Department of Radiology, University of Maryland School of Medicine, 22 S Green St, Baltimore, MD 21201.
Department of Cardiovascular and Thoracic Surgery, Hôtel-Dieu de France Hospital, Beirut, Lebanon.
AJR Am J Roentgenol. 2021 Jan;216(1):57-65. doi: 10.2214/AJR.20.22894. Epub 2020 Nov 10.
The purpose of this study is to determine whether imaging features of right heart failure seen on CT performed before transcatheter aorta valve replacement (TAVR) predict poor outcomes after the procedure.
We retrospectively evaluated findings on CT performed before TAVR for 505 consecutive patients seen from 2014 to 2018. Of these patients, 300 underwent TAVR. Patient demographic characteristics and clinical and procedural data were recorded. Imaging features, including signs of right heart failure, left heart failure, lung disease, coronary artery disease, and concomitant mitral valve and apparatus calcifications were evaluated. The primary outcome was all-cause mortality at 1 year after TAVR. Patients were divided into two groups: those who were alive (group 1) and those who had died (group 2) by 1 year after TAVR. These groups were compared using the Mann-Whitney test and the Pearson chi-square and Fisher exact tests when applicable. Multivariate logistic regression with a backward stepwise approach was performed. Results were correlated with echo-cardiography findings.

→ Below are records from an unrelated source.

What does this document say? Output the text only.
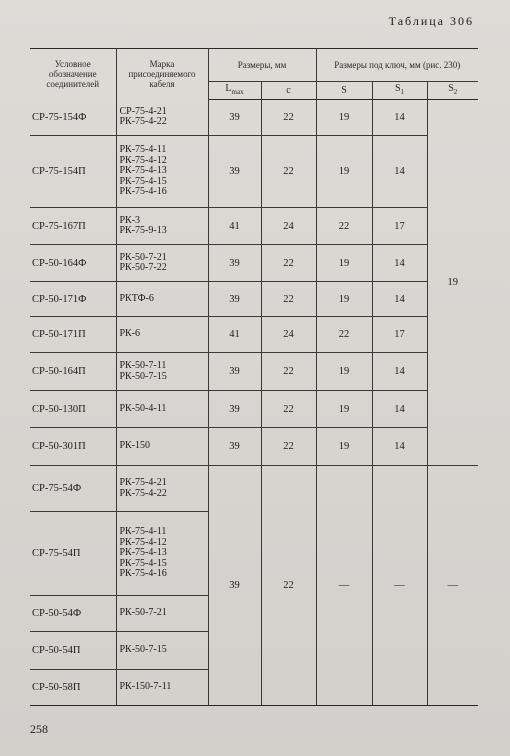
Таблица 306
Условное обозначение соединителей	Марка присоединяемого кабеля	Размеры, мм		Размеры под ключ, мм (рис. 230)		
		$L_{max}$	c	S	$S_1$	$S_2$
СР-75-154Ф	СР-75-4-21
РК-75-4-22	39	22	19	14	19
СР-75-154П	РК-75-4-11
РК-75-4-12
РК-75-4-13
РК-75-4-15
РК-75-4-16	39	22	19	14	
СР-75-167П	РК-3
РК-75-9-13	41	24	22	17	
СР-50-164Ф	РК-50-7-21
РК-50-7-22	39	22	19	14	
СР-50-171Ф	РКТФ-6	39	22	19	14	
СР-50-171П	РК-6	41	24	22	17	
СР-50-164П	РК-50-7-11
РК-50-7-15	39	22	19	14	
СР-50-130П	РК-50-4-11	39	22	19	14	
СР-50-301П	РК-150	39	22	19	14	
СР-75-54Ф	РК-75-4-21
РК-75-4-22	39	22	—	—	—
СР-75-54П	РК-75-4-11
РК-75-4-12
РК-75-4-13
РК-75-4-15
РК-75-4-16					

СР-50-54Ф	РК-50-7-21					

СР-50-54П	РК-50-7-15					

СР-50-58П	РК-150-7-11					
258
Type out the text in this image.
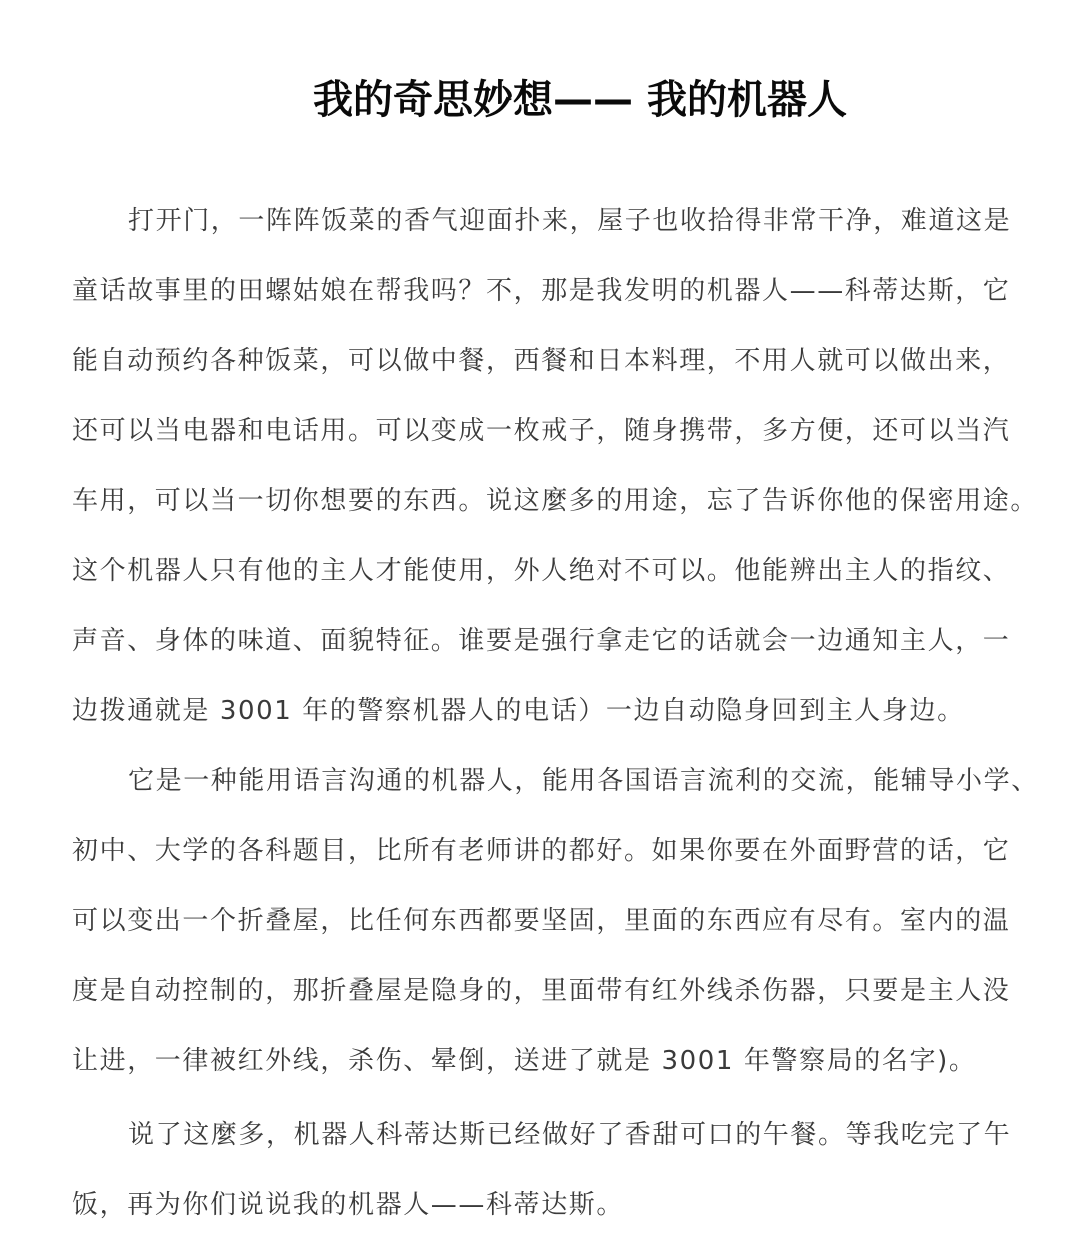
我的奇思妙想—— 我的机器人
打开门，一阵阵饭菜的香气迎面扑来，屋子也收拾得非常干净，难道这是
童话故事里的田螺姑娘在帮我吗？不，那是我发明的机器人——科蒂达斯，它
能自动预约各种饭菜，可以做中餐，西餐和日本料理，不用人就可以做出来，
还可以当电器和电话用。可以变成一枚戒子，随身携带，多方便，还可以当汽
车用，可以当一切你想要的东西。说这麼多的用途，忘了告诉你他的保密用途。
这个机器人只有他的主人才能使用，外人绝对不可以。他能辨出主人的指纹、
声音、身体的味道、面貌特征。谁要是强行拿走它的话就会一边通知主人，一
边拨通就是 3001 年的警察机器人的电话）一边自动隐身回到主人身边。
它是一种能用语言沟通的机器人，能用各国语言流利的交流，能辅导小学、
初中、大学的各科题目，比所有老师讲的都好。如果你要在外面野营的话，它
可以变出一个折叠屋，比任何东西都要坚固，里面的东西应有尽有。室内的温
度是自动控制的，那折叠屋是隐身的，里面带有红外线杀伤器，只要是主人没
让进，一律被红外线，杀伤、晕倒，送进了就是 3001 年警察局的名字)。
说了这麼多，机器人科蒂达斯已经做好了香甜可口的午餐。等我吃完了午
饭，再为你们说说我的机器人——科蒂达斯。
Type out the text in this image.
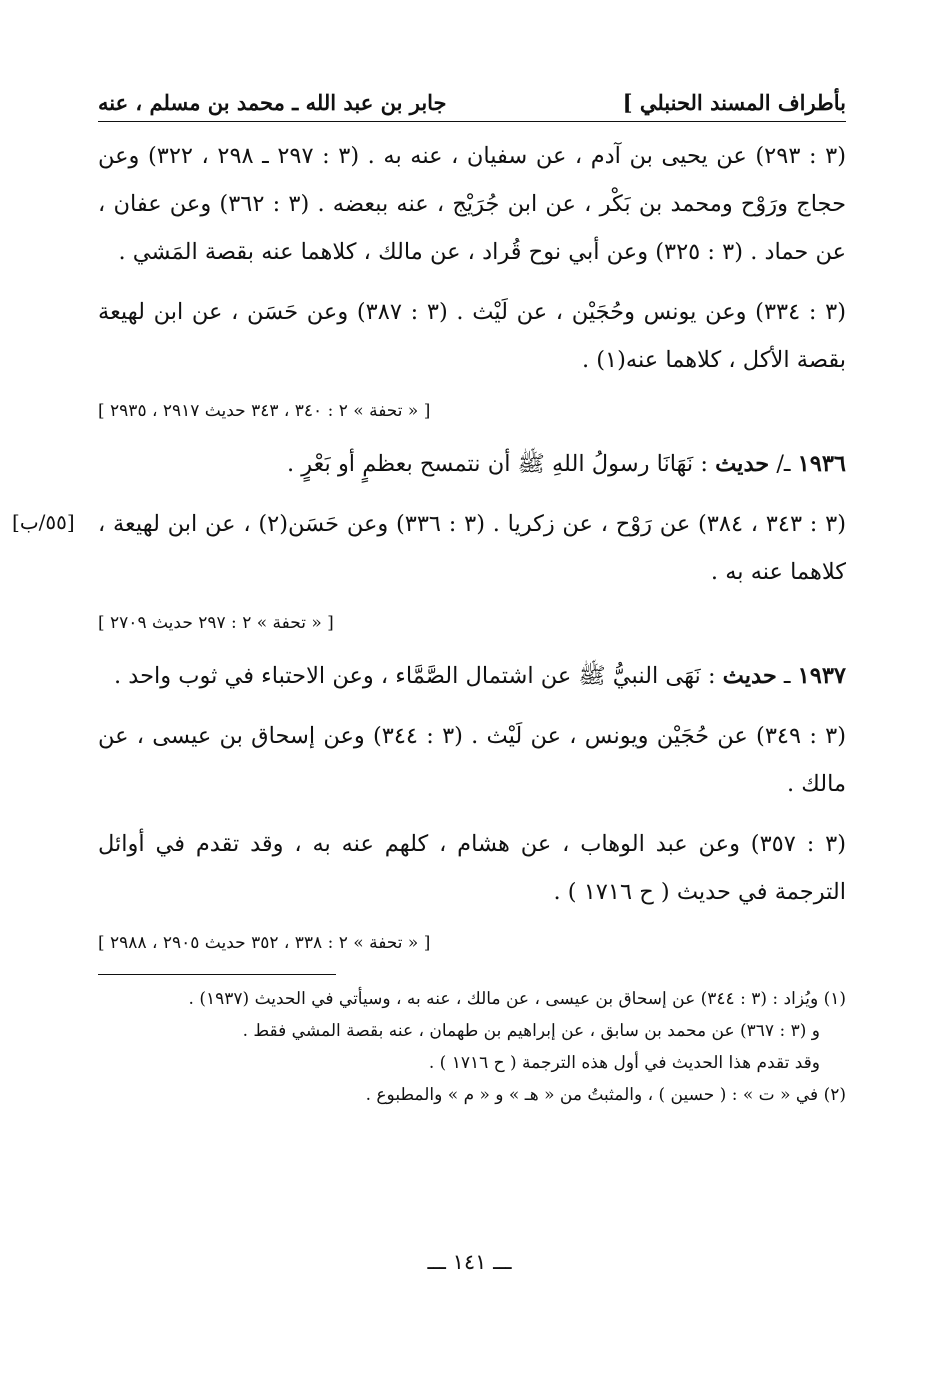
[٥٥/ب]
بأطراف المسند الحنبلي ]
جابر بن عبد الله ـ محمد بن مسلم ، عنه

(٣ : ٢٩٣) عن يحيى بن آدم ، عن سفيان ، عنه به . (٣ : ٢٩٧ ـ ٢٩٨ ، ٣٢٢) وعن حجاج ورَوْح ومحمد بن بَكْر ، عن ابن جُرَيْج ، عنه ببعضه . (٣ : ٣٦٢) وعن عفان ، عن حماد . (٣ : ٣٢٥) وعن أبي نوح قُراد ، عن مالك ، كلاهما عنه بقصة المَشي .

(٣ : ٣٣٤) وعن يونس وحُجَيْن ، عن لَيْث . (٣ : ٣٨٧) وعن حَسَن ، عن ابن لهيعة بقصة الأكل ، كلاهما عنه(١) .

[ « تحفة » ٢ : ٣٤٠ ، ٣٤٣ حديث ٢٩١٧ ، ٢٩٣٥ ]

١٩٣٦ ـ/ حديث : نَهَانَا رسولُ اللهِ ﷺ أن نتمسح بعظمٍ أو بَعْرٍ .

(٣ : ٣٤٣ ، ٣٨٤) عن رَوْح ، عن زكريا . (٣ : ٣٣٦) وعن حَسَن(٢) ، عن ابن لهيعة ، كلاهما عنه به .

[ « تحفة » ٢ : ٢٩٧ حديث ٢٧٠٩ ]

١٩٣٧ ـ حديث : نَهَى النبيُّ ﷺ عن اشتمال الصَّمَّاء ، وعن الاحتباء في ثوب واحد .

(٣ : ٣٤٩) عن حُجَيْن ويونس ، عن لَيْث . (٣ : ٣٤٤) وعن إسحاق بن عيسى ، عن مالك .

(٣ : ٣٥٧) وعن عبد الوهاب ، عن هشام ، كلهم عنه به ، وقد تقدم في أوائل الترجمة في حديث ( ح ١٧١٦ ) .

[ « تحفة » ٢ : ٣٣٨ ، ٣٥٢ حديث ٢٩٠٥ ، ٢٩٨٨ ]

(١) ويُزاد : (٣ : ٣٤٤) عن إسحاق بن عيسى ، عن مالك ، عنه به ، وسيأتي في الحديث (١٩٣٧) .

و (٣ : ٣٦٧) عن محمد بن سابق ، عن إبراهيم بن طهمان ، عنه بقصة المشي فقط .

وقد تقدم هذا الحديث في أول هذه الترجمة ( ح ١٧١٦ ) .

(٢) في « ت » : ( حسين ) ، والمثبتُ من « هـ » و « م » والمطبوع .

ـــ ١٤١ ـــ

A total of 31 patients (10.3%) died within 1 year of TAVR. The presence and size of pericardial effusions were strongly associated with mortality within 1 year after TAVR ( = 0.002). Pericardial effusion was noted in 25 patients in group 1 (9.3%) and eight patients in group 2 (25.8%). Increased size of the main pulmonary artery was associated with death ( = 0.024), with a median main pulmonary artery size of 2.9 cm (interquartile range, 2.6-3.3 cm) in group 1 and 3.2 cm (interquartile range, 2.9-3.5 cm) in group 2. In multivariate analysis, pericardial effusion size and pulmonary artery size, both of which are indicative of right heart failure, were predictors of death, independent of the routinely used clinical Society of Thoracic Surgeons score (AUC, 0.758; 95% CI, 0.671-0.845). Depressed right ventricular ejection fraction, as identified on echocardiography, was associated with mortality within 1 year after TAVR ( = 0.034), further corroborating the CT findings.
Features related to right heart failure on pre-TAVR CT were associated with increased all-cause mortality within the first year after TAVR, even after adjustment for the Society of Thoracic Surgeons score. Such imaging findings can help in further risk stratification of patients before TAVR.
本研究旨在确定经导管主动脉瓣置换术(TAVR)前 CT 上观察到的右心衰竭影像学特征是否预测术后不良结局。
我们回顾性评估了 2014 年至 2018 年间连续 505 例接受 TAVR 的患者的 CT 检查结果。其中 300 例接受了 TAVR。记录患者的人口统计学特征、临床和手术数据。评估了影像学特征,包括右心衰竭、左心衰竭、肺部疾病、冠状动脉疾病以及二尖瓣和器械钙化的征象。主要结局是 TAVR 后 1 年内的全因死亡率。将患者分为两组:TAVR 后 1 年内存活(组 1)和死亡(组 2)的患者。当适用时,使用 Mann-Whitney U 检验、Pearson 卡方和 Fisher 确切概率检验对这些组进行比较。使用向后逐步法进行多变量逻辑回归。结果与超声心动图结果相关。
共有 31 例(10.3%)患者在 TAVR 后 1 年内死亡。心包积液的存在和大小与 TAVR 后 1 年内的死亡率密切相关( = 0.002)。在组 1中有 25 例(9.3%)患者和组 2 中有 8 例(25.8%)患者存在心包积液。主肺动脉增大与死亡相关( = 0.024),组 1 的主肺动脉大小中位数为 2.9cm(四分位距,2.6-3.3cm),组 2 为 3.2cm(四分位距,2.9-3.5cm)。多变量分析显示,心包积液大小和肺动脉大小(均提示右心衰竭)是死亡的预测因素,独立于常规使用的胸外科医生协会评分(AUC,0.758;95%CI,0.671-0.845)。超声心动图检查发现右心室射血分数降低与 TAVR 后 1 年内的死亡率相关( = 0.034),进一步证实了 CT 检查结果。
TAVR 前 CT 上与右心衰竭相关的特征与 TAVR 后 1 年内的全因死亡率增加相关,即使在调整胸外科医生协会评分后也是如此。这些影像学发现有助于在 TAVR 前进一步对患者进行危险分层。